Revisiting the role of the Thermally-Pulsating Asymptotic Giant Branch phase in high-redshift galaxies

Abstract

We study the debated contribution from thermally pulsing asymptotic giant branch (TP-AGB) stars in evolutionary population synthesis models. We investigate the Spectral Energy Distributions (SEDs) of a sample of 51 spectroscopically confirmed, high-z (1.3<z spec<2.7), galaxies using three evolutionary population synthesis models with strong, mild and light TP-AGB. Our sample is the largest of spectroscopically confirmed galaxies on which such models are tested so far.
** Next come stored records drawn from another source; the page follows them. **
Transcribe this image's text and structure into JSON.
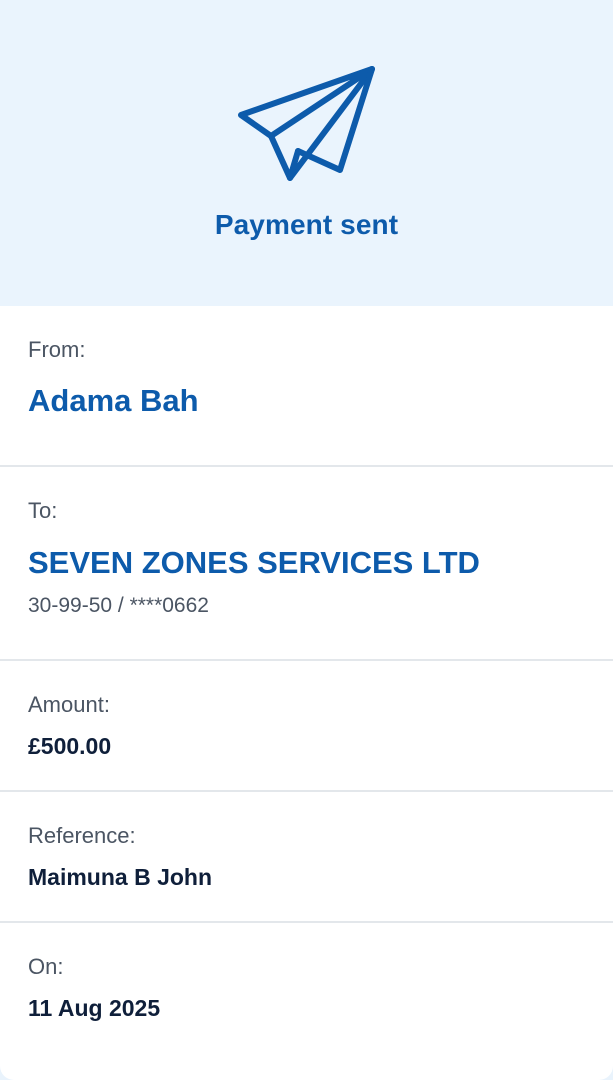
{
  "header": {
    "icon": "paper-plane-icon",
    "title": "Payment sent",
    "accent_color": "#0d5bab",
    "background_color": "#eaf4fd"
  },
  "details": {
    "from": {
      "label": "From:",
      "name": "Adama Bah"
    },
    "to": {
      "label": "To:",
      "name": "SEVEN ZONES SERVICES LTD",
      "account": "30-99-50 / ****0662"
    },
    "amount": {
      "label": "Amount:",
      "value": "£500.00"
    },
    "reference": {
      "label": "Reference:",
      "value": "Maimuna B John"
    },
    "date": {
      "label": "On:",
      "value": "11 Aug 2025"
    }
  }
}
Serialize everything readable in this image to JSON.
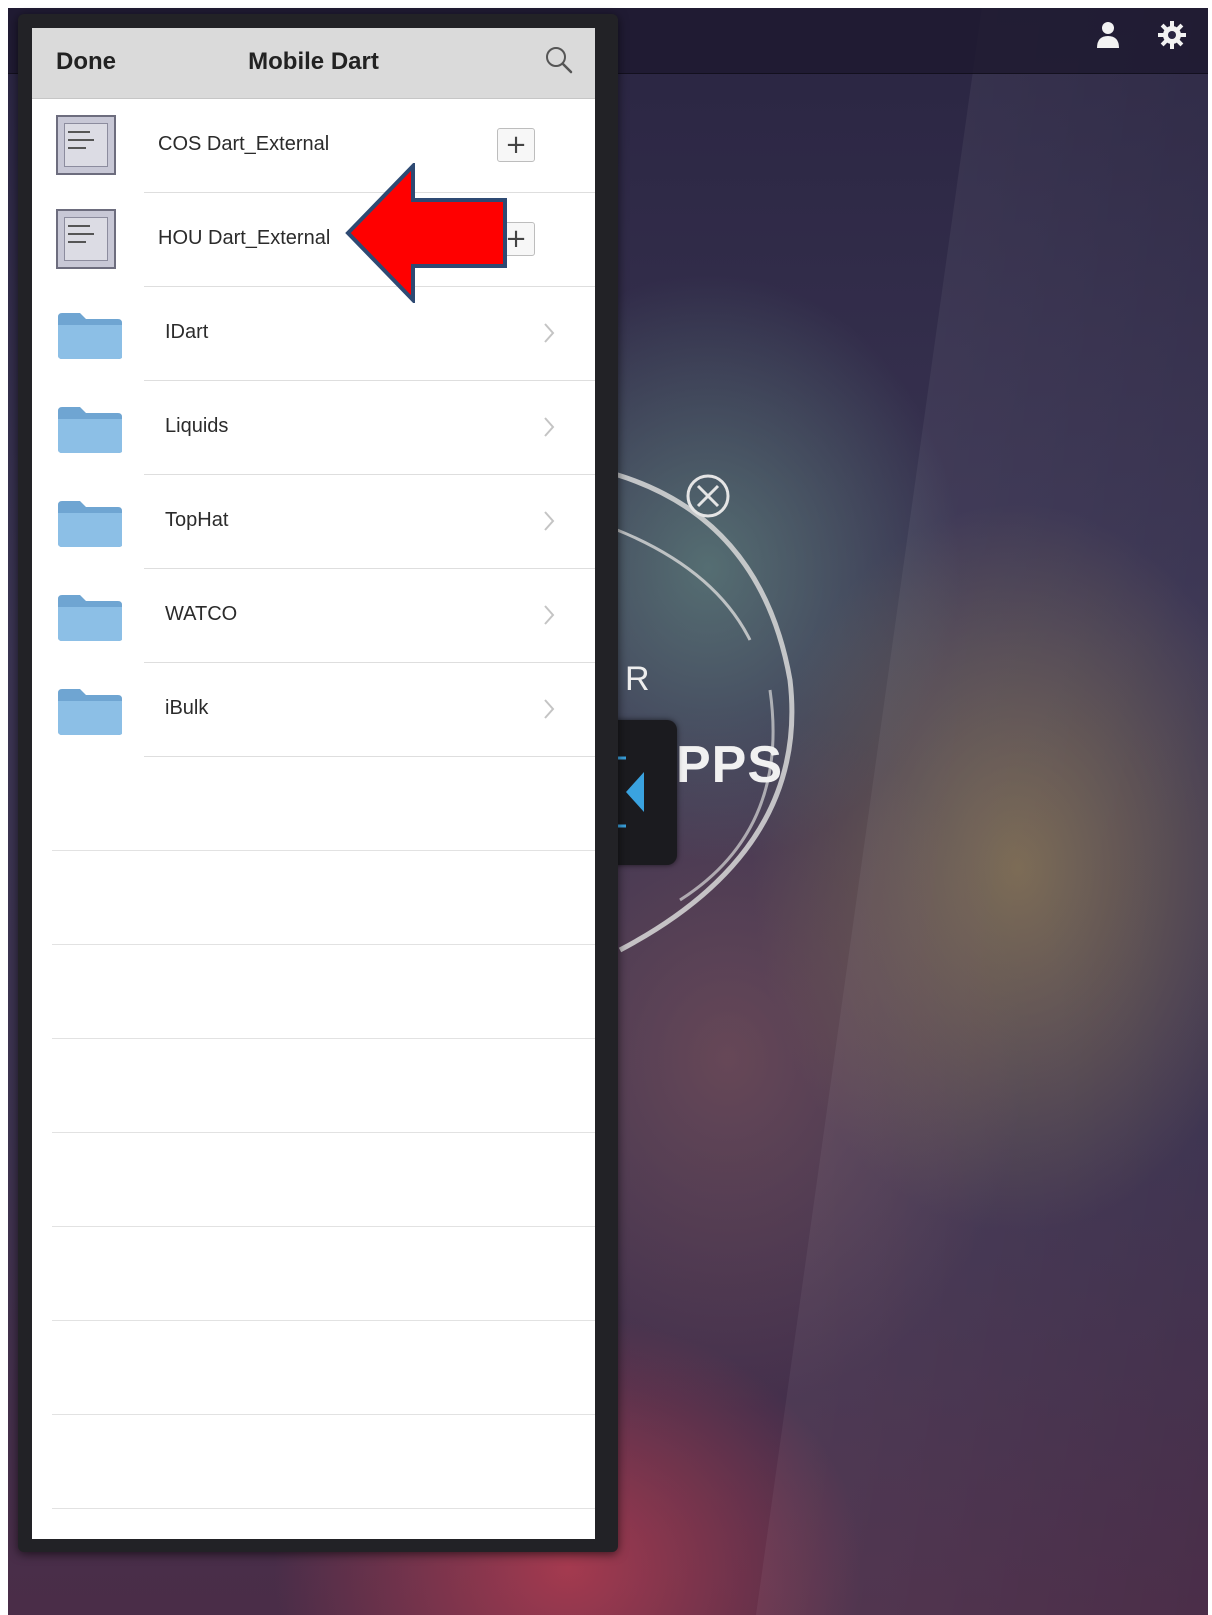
{
  "background_app": {
    "brand_partial_top": "R",
    "brand_partial": "PPS"
  },
  "navbar": {
    "done_label": "Done",
    "title": "Mobile Dart"
  },
  "list": {
    "items": [
      {
        "label": "COS Dart_External",
        "type": "app",
        "action": "+"
      },
      {
        "label": "HOU Dart_External",
        "type": "app",
        "action": "+"
      },
      {
        "label": "IDart",
        "type": "folder"
      },
      {
        "label": "Liquids",
        "type": "folder"
      },
      {
        "label": "TopHat",
        "type": "folder"
      },
      {
        "label": "WATCO",
        "type": "folder"
      },
      {
        "label": "iBulk",
        "type": "folder"
      }
    ]
  },
  "annotation": {
    "arrow_color": "#ff0000",
    "arrow_border": "#2e4a73",
    "points_to": "HOU Dart_External"
  },
  "colors": {
    "navbar_bg": "#dadada",
    "folder_blue": "#7fb3dc",
    "dock_accent": "#3aa3e0"
  }
}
Galaxies were selected as passive, but we model them using a variety of star formation histories in order not to be dependent on this pre-selection. We find that the observed SEDs are best fitted with a significant contribution of TP-AGB stars or with substantial dust attenuation. Without including reddening, TP-AGB-strong models perform better and deliver solutions consistent within 1σ from the best-fit ones in the vast majority of cases. Including reddening, all models perform similarly. Using independent constraints from observations in the mid- and far-IR, we show that low/negligible dust attenuation, i.e. E(B-V) 0.05 , should be preferred for the SEDs of passively-selected galaxies. Given that TP-AGB-light models give systematically older ages for passive galaxies, we suggest number counts of passive galaxies at higher redshifts as a further test to discriminate among stellar population models.